Chop it up. Mix it up, and let it stand in the fridge for awhile. Then serve. Do not cook this recipe. Make it when you expect it to be eaten within 48-72 hours.

MOST IMPORTANT -- Use FRESH cilantro. That's critical. Dried cilantro will NOT do. Buy fresh cilantro and take the time to chop it up and chop it up fine so that it dominates every bite of the salsa. I cannot begin to tell you how important this is. If you don't have the time to prepare it with fresh cilantro then don't even start to make the recipe at all. FRESH cilantro really is the make-or-break ingredient.

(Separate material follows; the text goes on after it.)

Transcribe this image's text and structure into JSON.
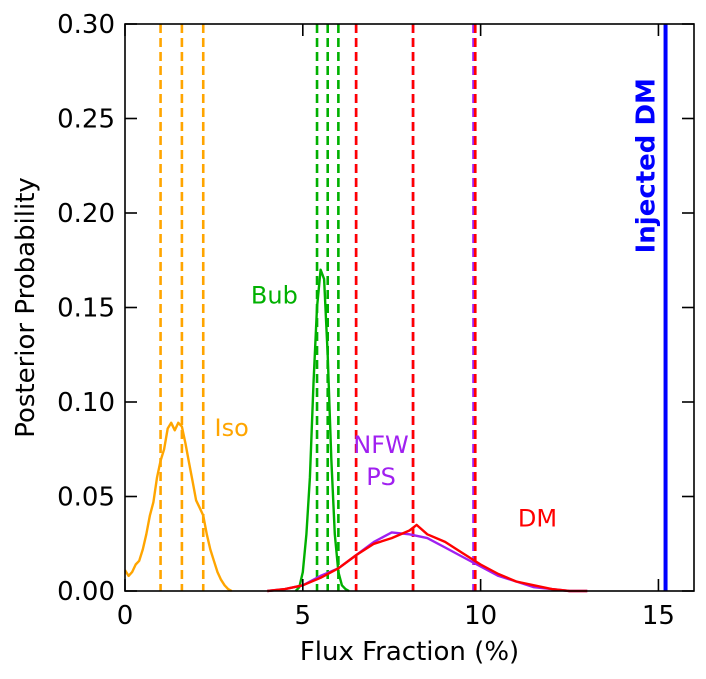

Also, do not doubt the value of the fresh, diced cucumber. I know it's not a traditional salsa ingredient. Use it once and you'll understand why I put it in. The fresh cucumber adds extra liveliness to an already lively recipe. Once you try it you'll know what I mean. This recipe is all about lively, fresh flavor.

Posted by tiggerfan02 2021
HSV
Member since Jan 2021
3841 posts
Posted on 10/20/25 at 11:06 am to
quote:

Best suggestion is don’t use the poblano in salsa.


Why not?
Posted by andwesway
Zachary, LA
Member since Jun 2016
2663 posts
Posted on 10/20/25 at 11:45 am to
quote:

Chuy’s salsa recipe


This shite is good, but could this person have picked a worse picture to go along with the recipe?
Posted by diat150
Louisiana
Member since Jun 2005
47056 posts
Posted on 10/20/25 at 3:39 pm to
quote:

This shite is good, but could this person have picked a worse picture to go along with the recipe?


looks pretty spot on, except a little more watery. I have never eaten better salsa from a restaurant than chuys.
Posted by PerplenGold
TX
Member since Nov 2021
2205 posts
Posted on 10/20/25 at 3:58 pm to
My SIL has a really simple one that tastes great. Restaurant like.

- 28oz can tomatoes, diced is fine
- Couple jalapeños depending on how spicy they are
- bunch of cilantro to taste
- 2 or 3 squeezed limes depending on juicy they are
- garlic powder, cumin (not much) & black pepper and salt

Dump it all in a food processor and give it a whirl until however smooth you like it. Add more spices or lime if necessary.
Posted by TX_Tiger23
Seabrook, Texas
Member since Aug 2013
107 posts
Posted on 10/20/25 at 7:44 pm to
You would want to roast it to get the skin off because it’s tough if not. And I just think there are better uses for poblanos. I’d much rather have them stuffed or make a poblano cream sauce over chicken. It’s kind of the same reason I wouldn’t use a bell pepper in salsa.